Security experts have been touting the benefits of PGP encryption for the last two decades, and NSA whistleblower Edward Snowden himself advocates using it, having taught journalist Glenn Greenwald to use it in early 2013 when he first contacted him about leaking classified documents.

However, despite its many benefits, PGP is still really hard to implement – Snowden had to create a 12-minute-long instructional video for Greenwald – even with handy browser extensions, like the one listed in our How to encrypt your emails using PGP guide, and Valsorda says we shouldn't even bother with public long-term keys anymore.

"I have the arrogance of saying that I understand PGP. In 2013 I was dissecting the packet format to brute force short IDs. I devised complex silly systems to make device subkeys tie to both my personal and company master keys. I filed usability and security issues in GnuPG and its various distributions. All in all, I should be the perfect user for PGP: competent, enthusiast, embedded in a similar community. But it just didn't work," Valsorda writes in a blog post.

His blog post was published on 6 December, but it is quite timely given Yahoo has just admitted that in 2013, one billion Yahoo Mail accounts were hacked. The data breach is the largest to date and exposed names, email addresses, telephone numbers, dates of birth and hashed passwords.

He argues that the biggest problems with PGP are that no one else is using it to encrypt their emails, but even more importantly, he realised that as time went on, he began to trust the security of his long-term keys less and less.

"The more time passed, the more I would feel uneasy about any specific key. Yubikeys would get exposed to hotel rooms. Offline keys would sit in a far away drawer or safe. Vulnerabilities would be announced. USB devices would get plugged in. A long-term key is as secure as the minimum common denominator of your security practices over its lifetime. It's the weak link," he writes.

"Worse, long-term key patterns, like collecting signatures and printing fingerprints on business cards, discourage practices that would otherwise be obvious hygiene: rotating keys often, having different keys for different devices, compartmentalisation. Such practices actually encourage expanding the attack surface by making backups of the key."

Instead, Valsorda says he's just going to switch to WhatsApp or Signal if he wants to make sure that communications go through a secure channel, because these apps offer "vastly better endpoint security on iOS, ephemerality, and smoother key rotation".

"If you need to securely contact me, your best bet is to DM me [on Twitter] asking for my Signal number.

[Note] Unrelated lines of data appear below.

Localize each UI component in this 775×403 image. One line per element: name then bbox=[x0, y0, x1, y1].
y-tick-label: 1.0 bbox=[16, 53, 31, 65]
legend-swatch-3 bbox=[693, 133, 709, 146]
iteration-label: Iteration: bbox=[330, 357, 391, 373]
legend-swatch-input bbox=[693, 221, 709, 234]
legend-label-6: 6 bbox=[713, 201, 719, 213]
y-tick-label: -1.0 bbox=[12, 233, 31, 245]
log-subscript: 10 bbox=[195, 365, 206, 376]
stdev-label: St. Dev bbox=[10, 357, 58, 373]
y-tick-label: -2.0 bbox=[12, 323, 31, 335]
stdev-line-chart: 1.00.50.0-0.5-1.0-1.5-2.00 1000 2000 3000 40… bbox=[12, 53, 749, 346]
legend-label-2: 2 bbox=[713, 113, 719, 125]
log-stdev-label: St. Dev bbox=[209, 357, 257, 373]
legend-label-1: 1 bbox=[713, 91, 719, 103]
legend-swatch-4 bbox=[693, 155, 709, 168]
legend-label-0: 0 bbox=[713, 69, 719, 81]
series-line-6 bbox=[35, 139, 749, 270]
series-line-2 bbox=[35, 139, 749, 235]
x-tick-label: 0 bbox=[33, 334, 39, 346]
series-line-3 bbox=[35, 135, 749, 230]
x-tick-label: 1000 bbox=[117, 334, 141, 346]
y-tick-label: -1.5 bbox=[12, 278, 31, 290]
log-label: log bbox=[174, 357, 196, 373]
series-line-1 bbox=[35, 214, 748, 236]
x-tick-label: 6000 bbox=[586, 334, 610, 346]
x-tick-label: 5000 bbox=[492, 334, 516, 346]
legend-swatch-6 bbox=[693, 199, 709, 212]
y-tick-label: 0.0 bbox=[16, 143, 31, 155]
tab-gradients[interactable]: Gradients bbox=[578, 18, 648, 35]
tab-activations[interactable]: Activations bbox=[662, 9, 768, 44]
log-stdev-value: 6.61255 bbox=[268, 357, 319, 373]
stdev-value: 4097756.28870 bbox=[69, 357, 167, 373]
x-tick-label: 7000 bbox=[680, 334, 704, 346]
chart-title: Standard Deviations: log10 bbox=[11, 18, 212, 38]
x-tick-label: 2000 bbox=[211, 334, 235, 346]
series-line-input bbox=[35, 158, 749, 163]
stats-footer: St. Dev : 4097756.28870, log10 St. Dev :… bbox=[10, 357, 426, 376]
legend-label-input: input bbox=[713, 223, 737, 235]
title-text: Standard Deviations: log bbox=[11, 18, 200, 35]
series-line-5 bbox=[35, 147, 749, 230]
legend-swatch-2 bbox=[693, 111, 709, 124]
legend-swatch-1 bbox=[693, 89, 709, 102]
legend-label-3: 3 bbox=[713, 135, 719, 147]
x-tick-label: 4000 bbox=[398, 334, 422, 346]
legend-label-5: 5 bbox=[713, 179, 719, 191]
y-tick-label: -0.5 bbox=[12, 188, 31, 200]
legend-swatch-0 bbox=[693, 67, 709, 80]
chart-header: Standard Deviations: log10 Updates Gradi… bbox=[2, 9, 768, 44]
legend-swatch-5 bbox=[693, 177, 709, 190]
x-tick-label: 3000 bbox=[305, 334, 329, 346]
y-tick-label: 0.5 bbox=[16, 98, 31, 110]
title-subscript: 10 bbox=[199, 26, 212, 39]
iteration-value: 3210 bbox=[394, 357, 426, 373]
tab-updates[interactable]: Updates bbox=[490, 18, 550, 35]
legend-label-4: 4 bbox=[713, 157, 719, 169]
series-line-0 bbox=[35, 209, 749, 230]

If needed we can decide an appropriate way to compare fingerprints. If we meet in person and need to set up a secure channel, we will just exchange a secret passphrase to use with what's most appropriate: OTR, Pond, Ricochet," Valsorda explains.

"If it turns out we really need PGP, we will set up some ad-hoc keys, more à la Operational PGP. Same for any signed releases or canaries I might maintain in the future. To exchange files, we will negotiate Magic Wormhole, OnionShare, or ad-hoc PGP keys over the secure channel we already have. The point is not to avoid the gpg tool, but the PGP key management model."

Valsorda is not the only one to think this way - the New York Times is now asking for readers who want to share tips to contact it primarily on WhatsApp, Signal and an open source, Tor-powered encrypted whistleblower submission system called SecureDrop.